My breath catches on something even deeper, more painful. If she did cure me, does that make the monster who lives above Traitor’s Arch the mother I loved after all? A refugee from the City because they wouldn’t let her help me? My hand finds the jade strung around my neck, the sharp edges pressing into my skin. It would mean she loved me and died for it. Worse. Spent the last eight years imprisoned in her own body, unable to die because of it. All for me.
Something clicks in my head, another puzzle piece landing. “I started having hallucinations again when we got here. They aren’t nearly as bad, but . . . Dr. Yang is doing the same thing to me that they were in the City, isn’t he?”
Howl nods curtly. “Dr. Yang didn’t tell me they were going to continue the tests. It has something to do with figuring out what part of your brain changed, what your mother did to cure you.”
“But the levels tests, the pills they’re giving me . . . It isn’t enough.” That’s why I ended up immobile in the levels machine, a bone saw lying next to me with my name on it. That’s what Dr. Yang was asking the council to do that night. “They need to dig deeper. All those tests they were asking for, the people trying to drag me into the hospital . . .” It wasn’t until this moment that the horrifying truth occurs to me. “Wait, you knew?”
He shakes his head, his tone a plea. “Dr. Yang promised not to hurt you. He told me scans would be enough, that he’d be able to just look at your brain and see what had been changed and how. I wanted to believe him. I knew the pills Dr. Yang gave us when we left the City weren’t Mantis, but I didn’t realize what they were doing to you at first.” He blinks as though trying to banish something in his thoughts. “You were so scared. Convinced that something was wrong with you. That day, with the dead soldiers . . . I started giving you the real Mantis, the stuff meant to go back to the Mountain. Then when we got here . . . I can’t tell you how many arguments I had with Dr. Yang. How many times I followed you to make sure you were okay.”
“But you knew the whole time I didn’t have SS. That I didn’t have to worry every single day my mind was slipping, that I wasn’t going to wake up one morning and kill you?”
“You wouldn’t have believed me, Sev.”
I open my mouth, the beginnings of anger curdling across my tongue, but then swallow it down.
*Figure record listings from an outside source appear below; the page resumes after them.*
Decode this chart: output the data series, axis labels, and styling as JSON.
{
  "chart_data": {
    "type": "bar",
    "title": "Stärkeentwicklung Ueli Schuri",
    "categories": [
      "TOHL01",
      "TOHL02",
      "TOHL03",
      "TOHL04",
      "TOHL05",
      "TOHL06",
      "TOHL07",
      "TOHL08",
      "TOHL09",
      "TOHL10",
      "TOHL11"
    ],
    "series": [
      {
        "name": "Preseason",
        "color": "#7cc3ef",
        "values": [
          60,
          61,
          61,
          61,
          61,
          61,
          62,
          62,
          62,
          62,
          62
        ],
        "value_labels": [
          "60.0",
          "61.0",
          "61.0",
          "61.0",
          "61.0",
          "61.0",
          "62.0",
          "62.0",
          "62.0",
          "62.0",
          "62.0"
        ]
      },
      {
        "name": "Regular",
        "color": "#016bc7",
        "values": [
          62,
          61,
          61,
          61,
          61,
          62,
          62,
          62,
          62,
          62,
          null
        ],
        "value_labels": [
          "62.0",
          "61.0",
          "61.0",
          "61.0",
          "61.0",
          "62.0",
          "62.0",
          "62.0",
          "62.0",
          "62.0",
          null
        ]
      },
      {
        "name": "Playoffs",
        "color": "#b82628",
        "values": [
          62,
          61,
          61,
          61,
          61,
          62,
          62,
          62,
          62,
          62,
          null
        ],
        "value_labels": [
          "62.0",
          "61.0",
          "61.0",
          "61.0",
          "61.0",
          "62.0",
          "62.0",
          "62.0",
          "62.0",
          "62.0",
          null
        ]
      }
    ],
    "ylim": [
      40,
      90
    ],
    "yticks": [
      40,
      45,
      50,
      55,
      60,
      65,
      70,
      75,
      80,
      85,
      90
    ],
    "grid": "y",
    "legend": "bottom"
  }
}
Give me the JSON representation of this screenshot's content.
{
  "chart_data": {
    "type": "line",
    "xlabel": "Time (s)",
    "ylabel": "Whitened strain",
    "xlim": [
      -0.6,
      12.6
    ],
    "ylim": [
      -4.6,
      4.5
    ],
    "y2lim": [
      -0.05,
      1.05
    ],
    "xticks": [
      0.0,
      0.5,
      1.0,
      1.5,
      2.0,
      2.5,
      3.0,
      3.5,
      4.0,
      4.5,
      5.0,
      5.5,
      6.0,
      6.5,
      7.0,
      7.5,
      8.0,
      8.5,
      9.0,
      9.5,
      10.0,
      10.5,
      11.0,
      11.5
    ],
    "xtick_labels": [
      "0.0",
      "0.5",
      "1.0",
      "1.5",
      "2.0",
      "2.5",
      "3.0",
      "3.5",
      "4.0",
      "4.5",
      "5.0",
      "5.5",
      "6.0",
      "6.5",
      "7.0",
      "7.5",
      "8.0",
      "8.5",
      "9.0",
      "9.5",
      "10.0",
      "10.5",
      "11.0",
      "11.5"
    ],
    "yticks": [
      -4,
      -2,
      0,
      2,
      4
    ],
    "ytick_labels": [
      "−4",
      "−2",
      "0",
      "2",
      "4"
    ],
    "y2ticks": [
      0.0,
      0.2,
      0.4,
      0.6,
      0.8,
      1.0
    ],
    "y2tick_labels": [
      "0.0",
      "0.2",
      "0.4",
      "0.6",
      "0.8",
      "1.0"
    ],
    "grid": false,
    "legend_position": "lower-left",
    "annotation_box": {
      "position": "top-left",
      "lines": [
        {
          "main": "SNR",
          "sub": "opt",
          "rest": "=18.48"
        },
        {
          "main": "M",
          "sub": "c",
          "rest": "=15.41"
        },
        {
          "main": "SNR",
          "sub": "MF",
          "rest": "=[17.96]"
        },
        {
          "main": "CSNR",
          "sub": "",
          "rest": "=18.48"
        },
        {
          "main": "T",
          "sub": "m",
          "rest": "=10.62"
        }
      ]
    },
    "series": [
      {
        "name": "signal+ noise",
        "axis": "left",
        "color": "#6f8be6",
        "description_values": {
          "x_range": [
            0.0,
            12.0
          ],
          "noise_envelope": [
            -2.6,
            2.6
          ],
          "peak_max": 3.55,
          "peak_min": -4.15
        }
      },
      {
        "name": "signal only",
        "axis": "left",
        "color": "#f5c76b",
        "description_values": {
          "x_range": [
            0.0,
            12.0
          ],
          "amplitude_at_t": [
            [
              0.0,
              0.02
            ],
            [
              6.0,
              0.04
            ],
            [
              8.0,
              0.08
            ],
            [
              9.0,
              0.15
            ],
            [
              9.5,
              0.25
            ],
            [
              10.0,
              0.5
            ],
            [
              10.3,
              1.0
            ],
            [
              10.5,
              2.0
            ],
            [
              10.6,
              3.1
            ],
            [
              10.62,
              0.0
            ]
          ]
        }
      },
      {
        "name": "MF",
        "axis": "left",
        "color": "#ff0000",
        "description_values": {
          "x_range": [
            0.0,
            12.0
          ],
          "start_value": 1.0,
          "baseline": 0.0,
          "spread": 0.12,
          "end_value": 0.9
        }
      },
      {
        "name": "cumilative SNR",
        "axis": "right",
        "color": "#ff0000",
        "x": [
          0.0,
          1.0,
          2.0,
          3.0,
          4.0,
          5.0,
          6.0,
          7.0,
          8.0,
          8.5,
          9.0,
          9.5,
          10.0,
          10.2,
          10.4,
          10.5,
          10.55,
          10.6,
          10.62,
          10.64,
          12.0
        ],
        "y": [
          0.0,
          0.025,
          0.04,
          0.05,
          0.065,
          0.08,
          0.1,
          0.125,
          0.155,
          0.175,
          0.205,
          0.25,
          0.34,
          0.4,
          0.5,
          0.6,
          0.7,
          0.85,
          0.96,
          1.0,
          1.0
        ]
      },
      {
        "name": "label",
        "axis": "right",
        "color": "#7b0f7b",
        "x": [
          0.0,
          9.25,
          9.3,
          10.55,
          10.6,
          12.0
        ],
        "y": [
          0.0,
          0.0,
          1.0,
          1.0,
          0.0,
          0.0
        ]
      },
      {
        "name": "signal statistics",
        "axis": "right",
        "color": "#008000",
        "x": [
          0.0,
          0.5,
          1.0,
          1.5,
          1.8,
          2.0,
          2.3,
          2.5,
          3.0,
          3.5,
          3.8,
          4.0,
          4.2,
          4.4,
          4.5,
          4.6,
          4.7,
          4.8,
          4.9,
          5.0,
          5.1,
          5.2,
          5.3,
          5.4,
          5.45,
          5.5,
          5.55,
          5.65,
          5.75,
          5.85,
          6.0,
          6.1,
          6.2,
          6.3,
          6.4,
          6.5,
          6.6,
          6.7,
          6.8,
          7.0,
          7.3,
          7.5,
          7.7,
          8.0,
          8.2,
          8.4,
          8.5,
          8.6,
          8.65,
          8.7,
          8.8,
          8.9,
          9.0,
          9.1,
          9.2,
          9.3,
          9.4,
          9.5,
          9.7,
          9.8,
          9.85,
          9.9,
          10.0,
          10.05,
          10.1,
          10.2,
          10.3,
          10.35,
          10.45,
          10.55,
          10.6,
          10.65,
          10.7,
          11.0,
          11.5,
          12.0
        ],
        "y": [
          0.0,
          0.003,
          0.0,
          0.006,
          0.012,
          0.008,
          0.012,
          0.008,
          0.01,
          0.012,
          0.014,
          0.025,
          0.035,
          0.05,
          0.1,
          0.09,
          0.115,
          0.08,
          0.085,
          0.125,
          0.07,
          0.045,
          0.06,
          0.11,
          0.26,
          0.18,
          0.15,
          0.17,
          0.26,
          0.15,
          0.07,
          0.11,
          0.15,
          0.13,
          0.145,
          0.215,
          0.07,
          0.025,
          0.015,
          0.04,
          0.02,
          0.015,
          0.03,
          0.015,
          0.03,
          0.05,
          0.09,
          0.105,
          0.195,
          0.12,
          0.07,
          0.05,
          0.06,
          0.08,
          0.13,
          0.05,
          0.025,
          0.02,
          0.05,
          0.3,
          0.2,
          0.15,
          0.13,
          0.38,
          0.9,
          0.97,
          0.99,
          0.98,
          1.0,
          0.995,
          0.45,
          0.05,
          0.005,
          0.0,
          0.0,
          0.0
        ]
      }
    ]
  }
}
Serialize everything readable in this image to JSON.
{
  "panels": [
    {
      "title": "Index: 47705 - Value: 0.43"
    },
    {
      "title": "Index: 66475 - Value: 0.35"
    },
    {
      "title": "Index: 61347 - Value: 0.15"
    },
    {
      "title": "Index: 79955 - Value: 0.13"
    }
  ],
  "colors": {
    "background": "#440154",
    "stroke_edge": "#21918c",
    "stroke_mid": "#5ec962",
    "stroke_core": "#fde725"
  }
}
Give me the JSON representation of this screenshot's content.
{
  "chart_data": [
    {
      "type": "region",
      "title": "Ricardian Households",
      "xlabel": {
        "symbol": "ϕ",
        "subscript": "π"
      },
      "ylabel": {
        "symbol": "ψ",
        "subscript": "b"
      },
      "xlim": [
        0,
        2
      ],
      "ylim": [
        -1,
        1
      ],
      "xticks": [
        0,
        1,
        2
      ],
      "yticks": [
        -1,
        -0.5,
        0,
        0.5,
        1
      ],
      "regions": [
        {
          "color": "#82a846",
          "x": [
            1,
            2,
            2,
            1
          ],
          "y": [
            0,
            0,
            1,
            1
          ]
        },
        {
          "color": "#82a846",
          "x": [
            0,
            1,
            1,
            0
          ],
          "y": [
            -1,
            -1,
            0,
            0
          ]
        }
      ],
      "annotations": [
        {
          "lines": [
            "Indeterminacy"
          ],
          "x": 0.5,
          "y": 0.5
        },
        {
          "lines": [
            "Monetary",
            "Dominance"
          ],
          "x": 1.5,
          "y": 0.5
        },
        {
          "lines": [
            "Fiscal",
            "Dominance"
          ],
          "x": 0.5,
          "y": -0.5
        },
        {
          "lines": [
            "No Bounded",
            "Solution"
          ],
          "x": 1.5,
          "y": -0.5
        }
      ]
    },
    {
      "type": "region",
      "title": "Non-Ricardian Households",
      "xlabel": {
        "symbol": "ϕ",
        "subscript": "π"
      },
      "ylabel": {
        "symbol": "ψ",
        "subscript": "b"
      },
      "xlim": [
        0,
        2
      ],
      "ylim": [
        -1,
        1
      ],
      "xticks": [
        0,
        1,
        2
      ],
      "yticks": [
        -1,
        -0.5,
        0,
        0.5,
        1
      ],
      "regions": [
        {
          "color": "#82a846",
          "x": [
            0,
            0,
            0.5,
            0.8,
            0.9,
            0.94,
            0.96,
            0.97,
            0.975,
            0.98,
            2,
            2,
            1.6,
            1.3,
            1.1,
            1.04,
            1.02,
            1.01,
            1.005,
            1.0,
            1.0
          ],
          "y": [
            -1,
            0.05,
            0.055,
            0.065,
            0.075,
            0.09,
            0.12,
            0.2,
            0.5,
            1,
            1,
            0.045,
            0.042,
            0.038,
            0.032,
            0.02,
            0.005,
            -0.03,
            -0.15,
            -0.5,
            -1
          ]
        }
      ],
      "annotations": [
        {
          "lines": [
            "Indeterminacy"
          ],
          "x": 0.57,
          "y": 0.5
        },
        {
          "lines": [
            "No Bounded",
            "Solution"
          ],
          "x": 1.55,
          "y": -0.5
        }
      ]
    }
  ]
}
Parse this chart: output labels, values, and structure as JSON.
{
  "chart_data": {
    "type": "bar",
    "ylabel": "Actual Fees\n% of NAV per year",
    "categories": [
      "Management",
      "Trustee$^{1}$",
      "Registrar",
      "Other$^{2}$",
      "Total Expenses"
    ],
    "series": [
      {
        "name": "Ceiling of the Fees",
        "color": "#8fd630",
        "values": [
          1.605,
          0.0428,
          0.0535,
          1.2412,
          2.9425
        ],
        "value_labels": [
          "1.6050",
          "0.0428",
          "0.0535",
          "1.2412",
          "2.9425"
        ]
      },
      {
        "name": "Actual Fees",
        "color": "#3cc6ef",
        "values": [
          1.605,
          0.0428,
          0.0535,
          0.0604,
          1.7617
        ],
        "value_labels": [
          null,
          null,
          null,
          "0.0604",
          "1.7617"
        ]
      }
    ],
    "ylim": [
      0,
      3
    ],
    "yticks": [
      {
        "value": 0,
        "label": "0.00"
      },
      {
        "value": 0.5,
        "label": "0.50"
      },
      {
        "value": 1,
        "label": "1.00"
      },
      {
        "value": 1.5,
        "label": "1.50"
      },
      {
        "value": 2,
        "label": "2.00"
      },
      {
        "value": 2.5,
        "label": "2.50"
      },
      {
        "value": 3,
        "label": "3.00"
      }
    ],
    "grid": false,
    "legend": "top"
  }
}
He’s right. I wouldn’t have believed him. Not after so many years of believing it was only a little green pill between me and compulsion’s tight grip.
“Don’t they suspect that you had something to do with me disappearing from the operating table?” I ask, but Howl won’t meet my eyes. There’s something more that he isn’t saying.
“I’m not the likeliest person to be hiding you. For a lot of reasons.”
Howl lets go of me as I start to squirm away from him. I need space. To think. “What do you mean? You’re my only friend here who isn’t currently in quarantine. Of course it would be you hiding me—”
“We have another problem,” Howl interrupts, looking up toward the path. “When you disappeared, Nei-ge voted to invade the City. Root says with this new strain of SS, we don’t have a choice. No cure, and even the Mantis stockpiled here would never be enough if SS starts spreading from person to person.”
I can’t take in all this new information. I wish I could slow it down, make it stop.